Martin Sheen et Sissy Spacek dans Badlands, de Terrence Malick (1973) © DR
Serge Coosemans
Serge Coosemans Chroniqueur

Dans un monde culturel livré aux algorithmes et aux prescriptions, quel plaisir négligé de se laisser guider par le hasard! Un coup Arturo Perez-Reverte, un coup Gérard De Villiers mais c’est moins grave que de rester dans sa bulle, estime ce Crash Test S07E29.

Je ne sais plus à quel âge j’ai vu pour la première fois Badlands de Terrence Malick mais c’était tôt et aussi à une époque où mon groupe démographique était plutôt biberonné à Star Wars ainsi qu’aux films de Burt Reynolds, Louis de Funès et Jean-Paul Belmondo. Ce fut un choc. J’ai adoré et j’adore toujours ce film, qui m’a retourné mon petit cerveau, comme on dit. Badlands a tout pour être une aventure d’action – une cavale amoureuse qui tourne mal – mais Badlands dévie et c’est peut-être bien la première fois que je voyais un film dévier à ce point. Que je prenais conscience que le cinéma pouvait offrir bien davantage que des types qui se coursent en bagnoles, se filent des torgnoles et se lancent dans des carnavals de grimaces. Je ne sais plus dans quelles circonstances exactes j’ai vu Badlands (avec mes parents? Seul en leur absence? Chez des amis en Betamax?) mais ce qui est certain, c’est que c’était sur une télévision. Et que je ne savais absolument pas à quoi m’attendre. La qualité du film et les cordes sensibles personnelles qu’il a touchées sont fondatrices de ma vénération à son égard mais le fait qu’il soit entré dans ma vie sans prévenir, sans s’annoncer, verticalement, sans que je n’en sache rien, joue probablement aussi beaucoup. Je me suis souvenu de ça cette semaine en lisant Le Peintre de Batailles d’Arturo Perez-Reverte, roman quelque peu pédant et assez violent mais aussi plutôt prenant, qui aurait fait un très bon Antonioni au cinéma. Contrairement à Badlands jadis, Le Peintre de Batailles n’a pas bouleversé grand-chose en moi, mais j’en ai malgré tout grandement apprécié la lecture. Or, il se fait que je l’ai chopé dans une boîte à livres, que je n’en savais rien et que je ne l’aurais jamais acheté en magasin.

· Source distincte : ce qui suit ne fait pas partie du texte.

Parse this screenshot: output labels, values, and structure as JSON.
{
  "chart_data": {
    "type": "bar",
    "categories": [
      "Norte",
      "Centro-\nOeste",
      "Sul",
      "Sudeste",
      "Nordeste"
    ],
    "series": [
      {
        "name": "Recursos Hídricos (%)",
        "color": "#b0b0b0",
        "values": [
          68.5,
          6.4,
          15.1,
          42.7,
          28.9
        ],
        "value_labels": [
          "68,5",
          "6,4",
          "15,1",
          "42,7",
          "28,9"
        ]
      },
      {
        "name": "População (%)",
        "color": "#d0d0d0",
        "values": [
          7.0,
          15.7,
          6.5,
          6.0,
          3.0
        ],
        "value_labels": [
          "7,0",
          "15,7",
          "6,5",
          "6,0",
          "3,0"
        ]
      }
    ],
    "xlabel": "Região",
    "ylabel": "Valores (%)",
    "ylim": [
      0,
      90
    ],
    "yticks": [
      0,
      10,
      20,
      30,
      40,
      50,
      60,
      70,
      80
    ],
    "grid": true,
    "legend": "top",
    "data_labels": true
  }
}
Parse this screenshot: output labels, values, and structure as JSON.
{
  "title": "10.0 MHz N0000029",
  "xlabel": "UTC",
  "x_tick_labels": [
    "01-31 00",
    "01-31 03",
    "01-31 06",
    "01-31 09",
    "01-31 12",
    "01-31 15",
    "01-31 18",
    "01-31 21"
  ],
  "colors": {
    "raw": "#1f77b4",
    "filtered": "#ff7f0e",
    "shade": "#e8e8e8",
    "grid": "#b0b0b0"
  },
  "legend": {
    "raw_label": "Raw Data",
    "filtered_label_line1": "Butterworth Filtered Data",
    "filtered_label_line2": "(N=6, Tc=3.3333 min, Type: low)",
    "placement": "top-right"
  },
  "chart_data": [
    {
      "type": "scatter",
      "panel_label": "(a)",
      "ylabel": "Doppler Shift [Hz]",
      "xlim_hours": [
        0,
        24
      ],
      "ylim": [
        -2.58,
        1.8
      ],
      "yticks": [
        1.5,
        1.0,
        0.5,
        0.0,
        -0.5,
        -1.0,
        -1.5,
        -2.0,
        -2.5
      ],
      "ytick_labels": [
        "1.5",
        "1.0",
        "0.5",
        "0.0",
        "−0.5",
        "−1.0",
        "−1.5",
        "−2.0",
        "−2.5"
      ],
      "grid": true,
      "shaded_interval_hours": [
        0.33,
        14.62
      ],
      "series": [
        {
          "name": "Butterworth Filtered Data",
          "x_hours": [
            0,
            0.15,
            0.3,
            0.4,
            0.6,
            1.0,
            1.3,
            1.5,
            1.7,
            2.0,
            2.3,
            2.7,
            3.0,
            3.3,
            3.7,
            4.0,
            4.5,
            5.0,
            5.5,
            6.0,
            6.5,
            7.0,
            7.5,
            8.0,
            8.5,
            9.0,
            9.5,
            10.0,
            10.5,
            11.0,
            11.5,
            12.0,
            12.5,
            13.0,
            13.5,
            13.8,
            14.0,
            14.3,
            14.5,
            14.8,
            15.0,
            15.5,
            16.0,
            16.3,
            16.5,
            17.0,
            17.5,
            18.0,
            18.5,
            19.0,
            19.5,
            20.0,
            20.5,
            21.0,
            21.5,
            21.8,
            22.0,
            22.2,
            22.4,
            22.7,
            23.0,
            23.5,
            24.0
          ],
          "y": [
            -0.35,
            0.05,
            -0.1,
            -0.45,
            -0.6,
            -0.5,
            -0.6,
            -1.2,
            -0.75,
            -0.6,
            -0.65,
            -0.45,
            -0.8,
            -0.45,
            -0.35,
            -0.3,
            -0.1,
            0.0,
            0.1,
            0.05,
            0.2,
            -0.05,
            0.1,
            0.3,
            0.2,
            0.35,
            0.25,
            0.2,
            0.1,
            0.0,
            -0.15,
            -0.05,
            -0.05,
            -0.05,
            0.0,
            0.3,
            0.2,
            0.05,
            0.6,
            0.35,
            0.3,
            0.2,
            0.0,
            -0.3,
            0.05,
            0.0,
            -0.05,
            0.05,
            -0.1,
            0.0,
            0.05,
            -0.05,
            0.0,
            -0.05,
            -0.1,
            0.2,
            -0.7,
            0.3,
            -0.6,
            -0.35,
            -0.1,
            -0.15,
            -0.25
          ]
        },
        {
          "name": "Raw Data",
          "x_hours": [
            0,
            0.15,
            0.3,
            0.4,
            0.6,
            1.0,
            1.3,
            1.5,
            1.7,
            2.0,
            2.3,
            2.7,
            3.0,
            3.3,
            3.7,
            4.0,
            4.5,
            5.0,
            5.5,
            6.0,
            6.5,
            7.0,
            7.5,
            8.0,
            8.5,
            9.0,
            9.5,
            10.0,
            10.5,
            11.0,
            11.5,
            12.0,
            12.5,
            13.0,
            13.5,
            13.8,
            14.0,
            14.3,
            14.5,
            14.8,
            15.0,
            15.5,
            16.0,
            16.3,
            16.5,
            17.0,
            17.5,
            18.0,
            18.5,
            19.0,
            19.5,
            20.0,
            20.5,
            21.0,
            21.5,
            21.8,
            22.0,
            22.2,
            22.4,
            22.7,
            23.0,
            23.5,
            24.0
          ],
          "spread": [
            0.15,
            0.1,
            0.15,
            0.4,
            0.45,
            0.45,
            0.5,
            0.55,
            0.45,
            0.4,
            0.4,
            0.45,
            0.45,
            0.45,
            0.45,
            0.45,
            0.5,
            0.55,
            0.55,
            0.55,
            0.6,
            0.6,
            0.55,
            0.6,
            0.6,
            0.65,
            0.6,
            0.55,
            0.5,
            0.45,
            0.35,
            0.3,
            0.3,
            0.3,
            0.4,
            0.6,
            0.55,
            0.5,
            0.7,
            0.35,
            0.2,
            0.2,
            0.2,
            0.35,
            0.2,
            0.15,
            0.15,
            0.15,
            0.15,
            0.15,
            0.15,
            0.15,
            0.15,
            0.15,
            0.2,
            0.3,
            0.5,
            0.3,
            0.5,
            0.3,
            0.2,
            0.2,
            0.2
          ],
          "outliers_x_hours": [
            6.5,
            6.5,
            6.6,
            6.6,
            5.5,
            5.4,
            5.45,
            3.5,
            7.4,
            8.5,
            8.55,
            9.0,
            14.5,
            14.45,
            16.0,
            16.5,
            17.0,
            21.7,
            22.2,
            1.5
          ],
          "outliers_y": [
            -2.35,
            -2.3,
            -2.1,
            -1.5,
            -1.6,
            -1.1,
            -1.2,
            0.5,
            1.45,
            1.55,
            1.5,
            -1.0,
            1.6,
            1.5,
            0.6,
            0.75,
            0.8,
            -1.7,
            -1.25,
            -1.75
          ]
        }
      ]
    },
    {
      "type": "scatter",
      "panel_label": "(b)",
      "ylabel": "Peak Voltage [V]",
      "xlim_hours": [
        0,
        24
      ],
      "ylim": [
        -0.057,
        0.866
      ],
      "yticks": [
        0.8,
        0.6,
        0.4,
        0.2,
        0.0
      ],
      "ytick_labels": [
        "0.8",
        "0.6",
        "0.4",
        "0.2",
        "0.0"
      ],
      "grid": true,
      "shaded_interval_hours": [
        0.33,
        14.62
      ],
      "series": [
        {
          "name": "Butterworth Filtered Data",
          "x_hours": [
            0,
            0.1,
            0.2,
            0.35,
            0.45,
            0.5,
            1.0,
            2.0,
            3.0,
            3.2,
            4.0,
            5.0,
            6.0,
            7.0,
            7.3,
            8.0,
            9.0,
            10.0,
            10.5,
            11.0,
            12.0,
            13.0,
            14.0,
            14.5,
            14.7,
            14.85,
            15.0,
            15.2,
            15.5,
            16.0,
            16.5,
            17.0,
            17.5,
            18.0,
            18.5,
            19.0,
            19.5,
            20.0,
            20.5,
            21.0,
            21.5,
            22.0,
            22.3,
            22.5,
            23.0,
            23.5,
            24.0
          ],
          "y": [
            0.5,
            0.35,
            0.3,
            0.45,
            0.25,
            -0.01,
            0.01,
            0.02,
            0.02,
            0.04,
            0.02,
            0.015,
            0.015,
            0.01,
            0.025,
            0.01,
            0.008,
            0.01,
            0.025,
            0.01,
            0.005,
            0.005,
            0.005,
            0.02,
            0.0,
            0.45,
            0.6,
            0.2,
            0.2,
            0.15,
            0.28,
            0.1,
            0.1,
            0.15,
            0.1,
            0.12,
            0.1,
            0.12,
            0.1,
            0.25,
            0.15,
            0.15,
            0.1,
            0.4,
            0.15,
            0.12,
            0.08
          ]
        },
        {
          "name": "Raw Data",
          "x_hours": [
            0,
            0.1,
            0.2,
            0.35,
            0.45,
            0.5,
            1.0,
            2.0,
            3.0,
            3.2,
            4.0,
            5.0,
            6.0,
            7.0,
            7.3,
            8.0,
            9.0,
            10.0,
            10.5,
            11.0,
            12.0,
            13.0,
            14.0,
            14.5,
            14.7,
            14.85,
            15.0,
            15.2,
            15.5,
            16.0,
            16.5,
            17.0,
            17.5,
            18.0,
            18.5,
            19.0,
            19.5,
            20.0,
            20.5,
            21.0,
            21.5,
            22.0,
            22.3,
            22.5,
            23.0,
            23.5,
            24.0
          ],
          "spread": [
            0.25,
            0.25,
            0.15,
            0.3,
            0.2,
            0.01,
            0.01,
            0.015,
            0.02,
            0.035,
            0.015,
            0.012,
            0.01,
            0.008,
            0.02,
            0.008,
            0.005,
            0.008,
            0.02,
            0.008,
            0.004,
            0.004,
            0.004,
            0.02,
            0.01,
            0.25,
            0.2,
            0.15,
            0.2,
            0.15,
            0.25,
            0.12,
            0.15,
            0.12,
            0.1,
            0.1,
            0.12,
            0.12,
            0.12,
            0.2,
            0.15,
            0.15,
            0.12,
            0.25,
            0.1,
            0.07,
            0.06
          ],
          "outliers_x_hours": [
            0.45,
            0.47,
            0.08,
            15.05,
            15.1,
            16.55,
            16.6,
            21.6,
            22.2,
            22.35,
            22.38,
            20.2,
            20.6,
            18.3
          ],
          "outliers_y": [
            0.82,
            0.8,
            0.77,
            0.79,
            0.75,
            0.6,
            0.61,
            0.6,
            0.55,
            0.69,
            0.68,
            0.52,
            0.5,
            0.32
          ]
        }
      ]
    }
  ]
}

Un bon conseil: un peu moins d'algorithmes, un peu plus de hasard!

Forcément, ça donne un peu envie de davantage m’en remettre au hasard au moment de me choisir quoi me mettre entre les deux oreilles. D’ignorer les prescriptions culturelles du moment, les algorithmes, les recommandations ciblées, les petites fiches collées aux nouveaux romans dans les librairies indépendantes. C’est qu’il devient de nos jours très compliqué de ne rien savoir d’un produit culturel tant l’information est abondante. D’un côté, tant mieux. Ça peut aider à dégager la daube. D’un autre côté, c’est assez claustro. Ça enferme dans des petites bulles homogènes. D’un côté Terrence Malick, de l’autre Burt Reynolds. Chacun chez soi et les vacherons seront bien gardés. Je n’aime pas ça du tout, moi. Quelques années après avoir vu pour la première fois Badlands, j’allais à La Médiathèque du Passage 44 et je choisissais les disques de ma semaine d’après leurs pochettes. Ce n’est qu’un peu plus tard que j’ai commencé à faire des listes par rapport à ce que je lisais dans Rock This Town, Best et Les Inrocks. À me tenir au courant, à suivre ce que radotaient les critiques. À faire des connexions, à remonter vers le Velvet et les Doors. Les pioches étaient assurées de davantage me correspondre mais le côté « si vous aimez les Smiths, vous adorerez Felt » m’a vite gavé. Parce que, justement, c’est lorsque j’embarquais tout et n’importe quoi que je m’amusais vraiment, que je m’ouvrais le plus les oreilles et que je tombais surtout sur de véritables pépites.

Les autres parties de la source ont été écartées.